Dow Jones' "scoop" about how Merrill Lynch will begin firing aging financial advisors who don't produce at least $250,000 isn't a scoop at all. It's called the "penalty box" and most firms have such a thing. Wall Street has always operated on the concept: Devil take the hindmost.
And then Business Insider's Cluster Stock blog got a hold of it (complete with a Donald Trump image, "You're Fired"). But the fact of the matter is firms have been pushing out lousy producers for years (by reducing their payouts into the 20 percent range or by outright firing them). In fact, we've heard the number can be as high as around $330,000 and under in production.

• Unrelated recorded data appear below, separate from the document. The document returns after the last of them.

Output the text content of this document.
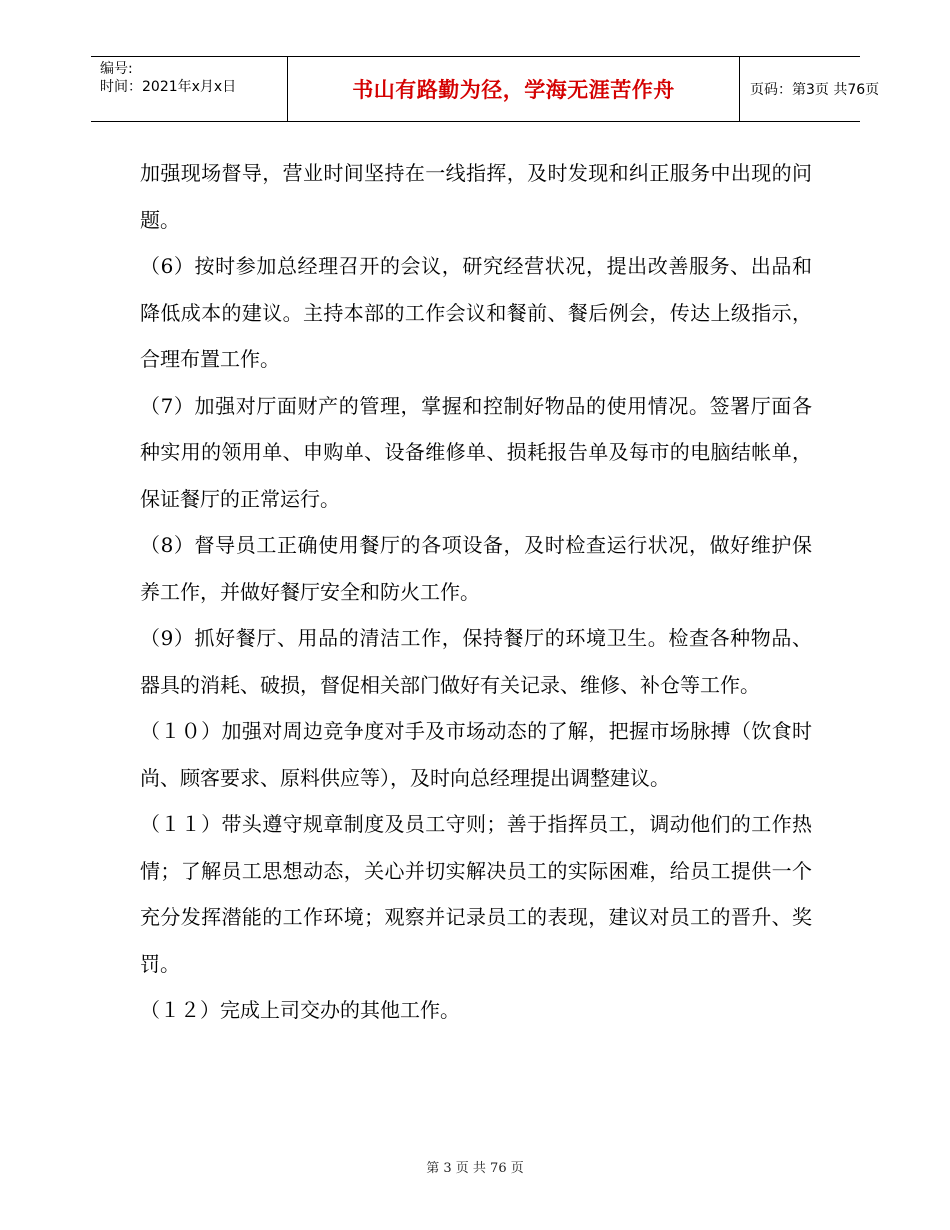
编号:
时间：2021年x月x日	书山有路勤为径，学海无涯苦作舟	页码：第3页 共76页

加强现场督导，营业时间坚持在一线指挥，及时发现和纠正服务中出现的问题。

（6）按时参加总经理召开的会议，研究经营状况，提出改善服务、出品和降低成本的建议。主持本部的工作会议和餐前、餐后例会，传达上级指示，合理布置工作。

（7）加强对厅面财产的管理，掌握和控制好物品的使用情况。签署厅面各种实用的领用单、申购单、设备维修单、损耗报告单及每市的电脑结帐单，保证餐厅的正常运行。

（8）督导员工正确使用餐厅的各项设备，及时检查运行状况，做好维护保养工作，并做好餐厅安全和防火工作。

（9）抓好餐厅、用品的清洁工作，保持餐厅的环境卫生。检查各种物品、器具的消耗、破损，督促相关部门做好有关记录、维修、补仓等工作。

（１０）加强对周边竞争度对手及市场动态的了解，把握市场脉搏（饮食时尚、顾客要求、原料供应等），及时向总经理提出调整建议。

（１１）带头遵守规章制度及员工守则；善于指挥员工，调动他们的工作热情；了解员工思想动态，关心并切实解决员工的实际困难，给员工提供一个充分发挥潜能的工作环境；观察并记录员工的表现，建议对员工的晋升、奖罚。

（１２）完成上司交办的其他工作。

第 3 页 共 76 页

Again, most firms, including Merrill, put underachieving advisors in the penalty box, where their payouts are reduced. A Merrill person I spoke to said that FAs at Merrill who are having trouble are put in the penalty box "indefinitely." This person said, "We want people to succeed. . . . There are often mitigating circumstances [for underperformance]." Further, FAs in production trouble are given help by way of additional training and other support. "If you have LOS of 10 years and are not producing $250,000, you are not doing well." Those are the kinds of advisors Merrill is putting in the penalty box --- an old process, nothing new --- and given some help to get out. The payout is dropped into the 20-percent range. One wonders: How can an advisor live on such a low payout?